A key strength of the present work lies in the use of a unique corpus, in which both CDS and ADS were collected from the children’s everyday input. It is unlikely that the difference in conclusions drawn by previous authors and those we draw is due to corpus size or child age (see Table 3; note also that we and previous authors all considered corpus size differences in some analyses). Instead, the most salient difference is the setting of the recording, which in our case is at home or in the daycare, and the fact that our ADS arises naturally in this context, rather than in an interview-like situation with an experimenter. By sampling from the home and two types of daycare environments, the CDS is likely to represent a wide range of interactions between children and a variety of caregivers, and the ADS captures speech between colleagues (e.g., professional carers in the daycares), partners (e.g., mother and father in the home), and other adult relationships (e.g., visitor, delivery person, interlocutor over the phone). Note that our ADS is only representative of the ADS present in infants’ input rather than all ADS styles (from presidential speech to intimate bedside conversations). Another interesting feature of the Winnipeg corpus is that its automatic annotation contains utterance boundaries defined bottom-up (using talker switch or lengthy pauses). These features lead us to argue that our results represent the input naturally available to English-learning Canadian children well, and, in this input, CDS and ADS do not differ greatly in word segmentation learnability.

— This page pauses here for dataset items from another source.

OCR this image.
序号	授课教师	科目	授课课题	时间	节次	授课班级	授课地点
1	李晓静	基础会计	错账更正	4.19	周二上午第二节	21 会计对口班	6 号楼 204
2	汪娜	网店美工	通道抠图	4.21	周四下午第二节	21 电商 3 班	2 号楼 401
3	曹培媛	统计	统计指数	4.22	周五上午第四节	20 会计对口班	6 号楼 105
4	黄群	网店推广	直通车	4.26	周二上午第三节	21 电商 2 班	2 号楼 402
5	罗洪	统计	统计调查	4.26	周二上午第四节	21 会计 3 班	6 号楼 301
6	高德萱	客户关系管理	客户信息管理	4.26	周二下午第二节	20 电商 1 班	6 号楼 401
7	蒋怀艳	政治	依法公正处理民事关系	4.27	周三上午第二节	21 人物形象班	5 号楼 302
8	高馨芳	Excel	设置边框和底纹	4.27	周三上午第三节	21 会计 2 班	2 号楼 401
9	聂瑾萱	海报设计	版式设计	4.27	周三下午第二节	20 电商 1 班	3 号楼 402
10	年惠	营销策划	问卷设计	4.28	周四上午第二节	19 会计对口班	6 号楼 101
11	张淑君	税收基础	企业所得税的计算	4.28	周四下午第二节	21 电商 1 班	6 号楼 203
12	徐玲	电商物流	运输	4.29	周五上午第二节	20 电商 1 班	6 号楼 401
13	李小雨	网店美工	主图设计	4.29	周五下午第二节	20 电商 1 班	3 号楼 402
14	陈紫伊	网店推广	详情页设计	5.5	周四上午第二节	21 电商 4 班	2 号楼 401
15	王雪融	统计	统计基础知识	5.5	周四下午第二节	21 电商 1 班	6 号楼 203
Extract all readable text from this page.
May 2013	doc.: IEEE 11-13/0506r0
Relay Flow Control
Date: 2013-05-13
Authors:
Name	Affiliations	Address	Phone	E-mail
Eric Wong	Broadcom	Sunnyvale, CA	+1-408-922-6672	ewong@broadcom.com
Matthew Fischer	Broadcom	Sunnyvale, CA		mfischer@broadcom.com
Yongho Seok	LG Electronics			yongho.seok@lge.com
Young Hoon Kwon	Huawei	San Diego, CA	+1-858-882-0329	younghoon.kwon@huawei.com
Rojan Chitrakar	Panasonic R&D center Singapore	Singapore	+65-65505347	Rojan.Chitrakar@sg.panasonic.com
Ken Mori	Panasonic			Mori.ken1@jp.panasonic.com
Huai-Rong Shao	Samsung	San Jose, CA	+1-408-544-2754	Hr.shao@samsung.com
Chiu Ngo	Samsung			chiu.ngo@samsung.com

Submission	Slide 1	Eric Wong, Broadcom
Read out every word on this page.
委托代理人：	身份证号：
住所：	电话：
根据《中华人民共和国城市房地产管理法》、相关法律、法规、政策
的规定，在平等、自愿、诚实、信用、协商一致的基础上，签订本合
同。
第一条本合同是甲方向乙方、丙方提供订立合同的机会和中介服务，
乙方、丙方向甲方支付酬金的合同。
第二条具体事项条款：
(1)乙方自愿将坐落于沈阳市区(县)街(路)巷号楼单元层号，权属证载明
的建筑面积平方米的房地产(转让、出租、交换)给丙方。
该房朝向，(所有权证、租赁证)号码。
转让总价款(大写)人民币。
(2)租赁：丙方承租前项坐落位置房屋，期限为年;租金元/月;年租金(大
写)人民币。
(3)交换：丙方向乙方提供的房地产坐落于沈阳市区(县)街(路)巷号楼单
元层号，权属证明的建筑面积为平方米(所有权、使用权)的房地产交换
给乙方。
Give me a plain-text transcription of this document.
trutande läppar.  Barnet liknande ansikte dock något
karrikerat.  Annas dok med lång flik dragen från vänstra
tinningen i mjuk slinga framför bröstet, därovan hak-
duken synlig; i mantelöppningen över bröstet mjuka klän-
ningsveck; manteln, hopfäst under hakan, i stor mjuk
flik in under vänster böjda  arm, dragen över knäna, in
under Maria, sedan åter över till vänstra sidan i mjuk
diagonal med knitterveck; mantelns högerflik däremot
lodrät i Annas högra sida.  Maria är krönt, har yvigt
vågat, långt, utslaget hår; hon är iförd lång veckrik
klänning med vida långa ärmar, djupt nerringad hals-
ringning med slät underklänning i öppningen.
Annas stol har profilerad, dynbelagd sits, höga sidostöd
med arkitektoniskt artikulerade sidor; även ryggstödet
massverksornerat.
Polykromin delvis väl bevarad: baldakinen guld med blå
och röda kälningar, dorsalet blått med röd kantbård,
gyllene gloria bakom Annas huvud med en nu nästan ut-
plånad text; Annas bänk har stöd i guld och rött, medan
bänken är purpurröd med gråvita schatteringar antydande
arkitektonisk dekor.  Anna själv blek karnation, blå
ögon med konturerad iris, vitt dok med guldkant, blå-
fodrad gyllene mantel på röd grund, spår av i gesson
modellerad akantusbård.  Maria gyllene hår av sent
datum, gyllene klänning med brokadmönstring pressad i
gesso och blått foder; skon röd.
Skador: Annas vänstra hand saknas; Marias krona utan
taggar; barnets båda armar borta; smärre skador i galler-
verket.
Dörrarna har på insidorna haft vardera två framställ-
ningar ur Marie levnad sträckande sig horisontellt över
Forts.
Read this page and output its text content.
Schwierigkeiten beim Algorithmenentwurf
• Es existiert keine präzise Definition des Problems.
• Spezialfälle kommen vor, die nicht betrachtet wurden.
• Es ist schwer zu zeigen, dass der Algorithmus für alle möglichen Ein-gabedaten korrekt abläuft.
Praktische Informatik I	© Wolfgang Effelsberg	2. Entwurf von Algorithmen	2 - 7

Our results are compatible with the hypothesis proposed by Benders (2013), among others, whereby CDS is shaped less by the caregivers’ attempt to specifically promote language acquisition than other potential functions (such as communicating affect).

Table 3. 
Characteristics of ADS and CDS studied in past and present work.
CorpusAddressee(s)TokensTypesUtterances
Bernstein Ratner Experimenter 19,753 1,797 2,668 
Children 9–27 months 30,996 1,501 8,252 
Riken Experimenter 22,844 2,022 3,582 
Children 18–24 months 51,315 2,850 14,570 
Winnipeg Adults 8,224 1,342 1,772 
Children 13–38 months 20,786 2,015 5,320 
CorpusAddressee(s)TokensTypesUtterances
Bernstein Ratner Experimenter 19,753 1,797 2,668 
Children 9–27 months 30,996 1,501 8,252 
Riken Experimenter 22,844 2,022 3,582 
Children 18–24 months 51,315 2,850 14,570 
Winnipeg Adults 8,224 1,342 1,772 
Children 13–38 months 20,786 2,015 5,320 

Note. ADS = adult-directed speech; CDS = child-directed speech; MTTR for the Bernstein Ratner ADS was .93; CDS .88.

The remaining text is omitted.